Automatic evaluation of tracheoesophageal substitute voices
Authors
More about the book
In 20 to 40 percent of all cases of laryngeal cancer, total laryngectomy has to be performed, i. e. the removal of the entire larynx. For the patient, this means the loss of the natural voice and thus the loss of the main means of communication. A popular method of voice restoration involves a shunt valve („voice prosthesis“) between trachea and pharyngoesophageal segment which establishes the tracheoesophageal (TE) substitute voice. From time to time, the substitute voice has to be evaluated by the therapist for the purpose of reporting therapy progress. This evaluation is subjective; it is therefore dependent on the particular expert's experience and similar factors. In the frame of this thesis, it was examined how automatic methods can be used in order to provide an objective means of the evaluation of substitute voices.

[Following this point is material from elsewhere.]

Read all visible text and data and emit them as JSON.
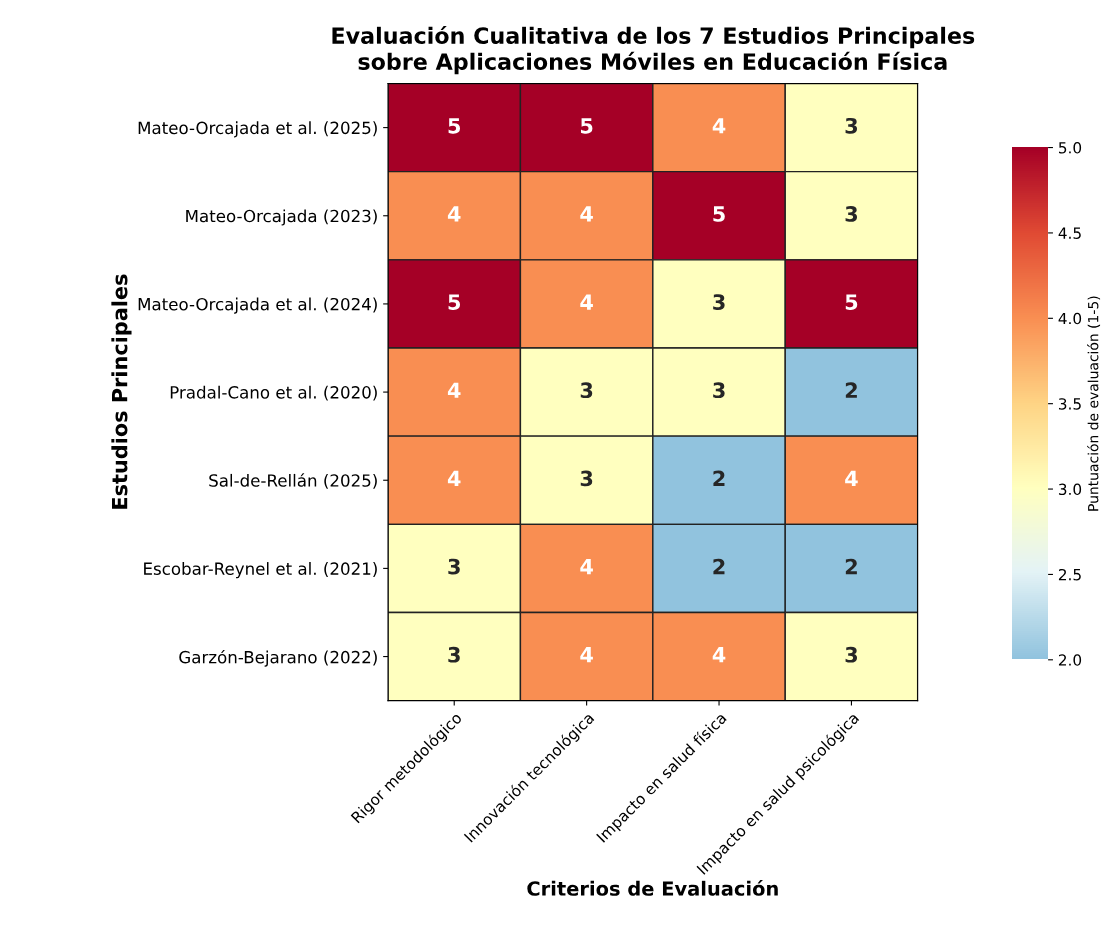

There are some established objective measures which are, however, restricted to the evaluation of sustained vowels. In this thesis, the step from the automatic analysis of vowel recordings to text recordings is done. For judging speech quality objectively in a real communication situation, the analysis of entire words and sentences is necessary because the intelligibility of a substitute voice in a dialogue is a substantial criterion for evaluation. Automatic word recognition methods were applied to a standard text that was read out by the test persons. Information on the intelligibility of the individual speakers was gained by the comparison of word recognition rates with reference evaluation data from human experts. The use of a prosody module allowed to extract not only acoustic information on the speaker's voice, but it also measured individual speaking characteristics. The inter-rater variability among humans was compared to the automatic analysis results, and the main finding was that the correlation between human and automatic ratings was as good as the agreement among the human rater group. The automatic recognition could be slightly improved on distant-talking recordings by the use of mu-law features which are modified Mel-Frequency Cepstrum Coefficients (MFCC). Artificially reverberated training data for the recognizer is another possibility to achieve better recognition rates even when the reverberation in the test data does not match the acoustic properties of the training data. This is a step towards a therapy session where the patients will not be required to wear a headset any more.